Things were happening too fast. I felt like I was missing something important.
“Maybe we could start over when you recover.” I didn’t know if that was possible, but I was trying my best to sound positive. Mom used to say kindness cost you nothing.
When Elena returned, I flew a small plane to Quintile Island.
CHAPTER FORTY-NINE
ELENA
It wasfive in the morning, and I couldn’t sleep. I turned to my side, staring at Orion. Stress had creased between his brows, and I used my finger to soften it.
Stress radiated from Orion, and I wanted to erase it from him. Last night, I got to experience the most wonderful shower with him. The high-tech showerheads and wall sprays with their own heat and pressure adjustments were heavenly.
I’d never made love in a shower that high-tech or that spacious. Orion said he could replicate the shower in his suite or in the house he’d just bought in Providence. It was currently undergoing renovations. I’d leaped with joy to hear about the purchase because it meant he wanted to stay longer in Providence.
We loved each other, but I also knew his empire demanded him to be in different parts of the world at various times. I’d wondered if he ever wanted to move back to Sweden or to any of the other homes he had around the world. I couldn’t live like that, ping-ponging all over the place.
Though he told me he had an estranged relationship with his father, I saw the love underneath layers of anger and resentment. Sometimes it took a catastrophe like this to make everyone realize what was important.
I stared at him, brushing away a few strands of hair that had fallen over his forehead. This beautiful, brilliant, and complex man was mine.
Danger lurked around him, but I wanted to protect him just as much as he wanted to protect me.

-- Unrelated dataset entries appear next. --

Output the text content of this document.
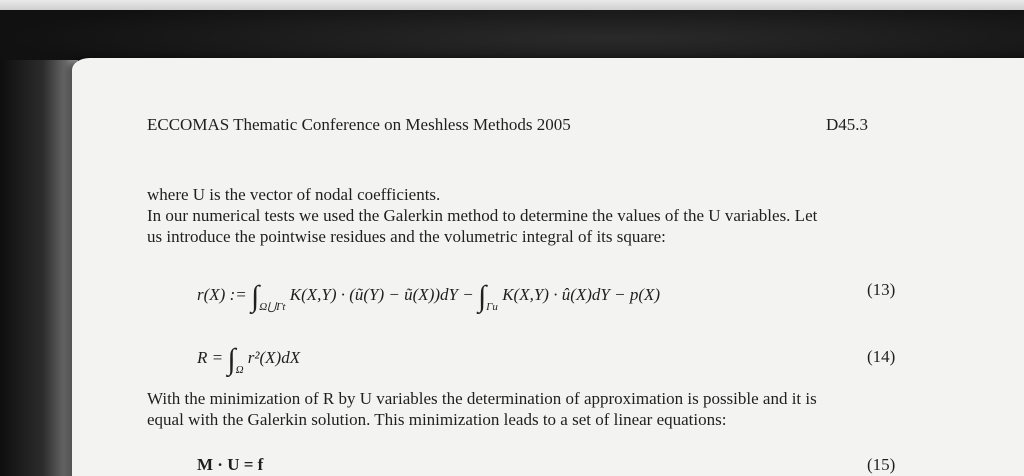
ECCOMAS Thematic Conference on Meshless Methods 2005	D45.3
where U is the vector of nodal coefficients.
In our numerical tests we used the Galerkin method to determine the values of the U variables. Let
us introduce the pointwise residues and the volumetric integral of its square:
r(X) := $\int_{\Omega⋃\Gamma t}$ K(X,Y) · (ũ(Y) − ũ(X))dY − $\int_{\Gamma u}$ K(X,Y) · û(X)dY − p(X)	(13)
$R = \int_\Omega$ r²(X)dX	(14)
With the minimization of R by U variables the determination of approximation is possible and it is
equal with the Galerkin solution. This minimization leads to a set of linear equations:
M · U = f	(15)
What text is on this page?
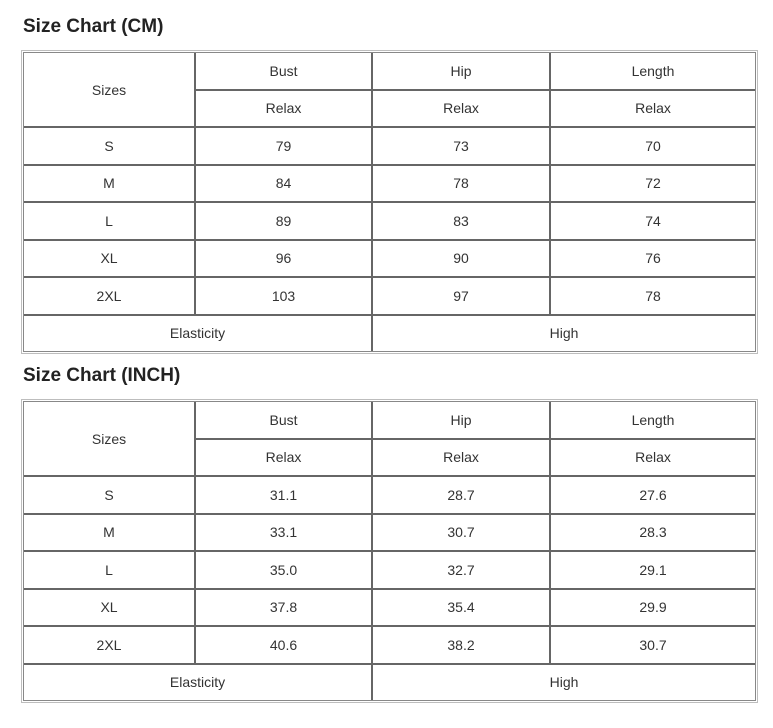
Size Chart (CM)
Sizes	Bust	Hip	Length
	Relax	Relax	Relax
S	79	73	70
M	84	78	72
L	89	83	74
XL	96	90	76
2XL	103	97	78
Elasticity		High	
Size Chart (INCH)
Sizes	Bust	Hip	Length
	Relax	Relax	Relax
S	31.1	28.7	27.6
M	33.1	30.7	28.3
L	35.0	32.7	29.1
XL	37.8	35.4	29.9
2XL	40.6	38.2	30.7
Elasticity		High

He shifted and a new crease formed on his forehead, making him look stressed. What was he dreaming about?
Kate.
Kate.
Kate.
My heart cracked. I’d be lying if I said it didn’t bother me to hear him calling out his ex-fiancée’s name again. How many more times could I stand this? Would I appear selfish if I told him about it?

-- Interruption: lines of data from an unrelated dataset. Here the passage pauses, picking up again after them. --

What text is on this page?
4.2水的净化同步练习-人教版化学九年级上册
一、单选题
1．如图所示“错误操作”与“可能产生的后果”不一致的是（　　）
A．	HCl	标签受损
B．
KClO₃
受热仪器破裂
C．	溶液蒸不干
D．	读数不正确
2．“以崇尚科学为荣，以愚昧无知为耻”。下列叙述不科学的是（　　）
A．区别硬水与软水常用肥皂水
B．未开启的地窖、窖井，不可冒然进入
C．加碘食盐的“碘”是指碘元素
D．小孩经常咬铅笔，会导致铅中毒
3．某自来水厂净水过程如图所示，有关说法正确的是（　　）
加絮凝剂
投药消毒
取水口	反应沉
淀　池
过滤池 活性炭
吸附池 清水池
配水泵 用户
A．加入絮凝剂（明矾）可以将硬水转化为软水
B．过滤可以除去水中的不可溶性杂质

But I had to tell him. It bothered me. What was the dream about? Did he miss her?
People said dreams were often the result of the person thinking too much about someone or something. Was this the case?
Then his features softened, and his breathing leveled.

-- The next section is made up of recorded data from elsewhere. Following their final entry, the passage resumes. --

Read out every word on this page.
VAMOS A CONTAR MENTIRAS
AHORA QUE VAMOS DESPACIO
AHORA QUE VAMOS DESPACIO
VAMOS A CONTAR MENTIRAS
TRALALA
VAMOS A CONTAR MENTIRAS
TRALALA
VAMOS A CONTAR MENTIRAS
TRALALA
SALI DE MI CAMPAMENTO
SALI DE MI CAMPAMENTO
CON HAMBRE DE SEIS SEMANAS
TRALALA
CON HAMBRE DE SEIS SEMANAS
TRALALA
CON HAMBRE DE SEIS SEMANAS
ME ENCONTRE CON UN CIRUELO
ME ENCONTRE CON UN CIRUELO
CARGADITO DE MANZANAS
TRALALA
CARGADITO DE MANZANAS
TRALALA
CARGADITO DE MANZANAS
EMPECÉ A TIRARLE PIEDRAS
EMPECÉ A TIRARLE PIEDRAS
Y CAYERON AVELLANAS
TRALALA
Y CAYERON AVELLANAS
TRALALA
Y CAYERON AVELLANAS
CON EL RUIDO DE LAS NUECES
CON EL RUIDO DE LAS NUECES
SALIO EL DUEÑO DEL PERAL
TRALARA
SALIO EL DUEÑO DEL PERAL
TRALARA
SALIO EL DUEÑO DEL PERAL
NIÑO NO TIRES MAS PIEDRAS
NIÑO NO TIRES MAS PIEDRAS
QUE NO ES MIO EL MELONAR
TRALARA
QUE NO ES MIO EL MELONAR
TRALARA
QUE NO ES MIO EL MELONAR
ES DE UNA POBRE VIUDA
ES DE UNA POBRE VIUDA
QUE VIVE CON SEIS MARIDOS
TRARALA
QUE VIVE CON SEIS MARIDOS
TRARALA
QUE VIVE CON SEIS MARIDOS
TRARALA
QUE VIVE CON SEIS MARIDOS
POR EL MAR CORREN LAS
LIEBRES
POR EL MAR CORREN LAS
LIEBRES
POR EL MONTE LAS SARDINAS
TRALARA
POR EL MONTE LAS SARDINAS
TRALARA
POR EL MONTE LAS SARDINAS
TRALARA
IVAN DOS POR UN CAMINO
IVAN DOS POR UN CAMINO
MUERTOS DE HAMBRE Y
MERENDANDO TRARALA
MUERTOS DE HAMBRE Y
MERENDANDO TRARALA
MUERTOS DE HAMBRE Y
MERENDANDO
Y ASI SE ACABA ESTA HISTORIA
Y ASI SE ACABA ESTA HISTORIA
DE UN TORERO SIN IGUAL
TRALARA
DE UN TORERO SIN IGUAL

He was probably just stressed. I didn’t want to think about anything that would make me unhappy, so I got out of bed, brushed up, and walked out to the front porch that gave me a view of the bright blue sea.
My mood immediately changed. How could anyone feel bad staring at something as beautiful as this?This was like a secret cocoon where Orion and I could enjoy our time together, despite what else happened in the world.
Closing my eyes, I inhaled the fresh clean air of the sea and understood how nature could truly heal the body, heart, and soul. Just being here made me feel more relaxed. The temperature was cooler in Sweden, but a long-sleeve knit top with cotton pants suited me fine.
Two arms slipped around my waist and his lips nibbled the crook of my shoulder. “Good morning, Sunshine.”
“Morning.” I lifted my face for a kiss. He looked handsome and perfectly disheveled. “How did you sleep?”
“I had a nightmare.”
Intrigued, I turned around. “What was it about?”
“I think the stress from the past few months took its toll last night. I dreamed of Kate.” He paused and gray eyes bore into mine. “In the dream she just smiled at me, then waved and walked off. I wanted to call her back. To say that I was sorry that I wasn’t able to help her. But she didn’t turn around. She kept going and eventually faded away.”
He called after her because he wanted to say he was sorry. And here I was, being a jealous girlfriend. I felt so ashamed.
“You called her name when you were asleep.”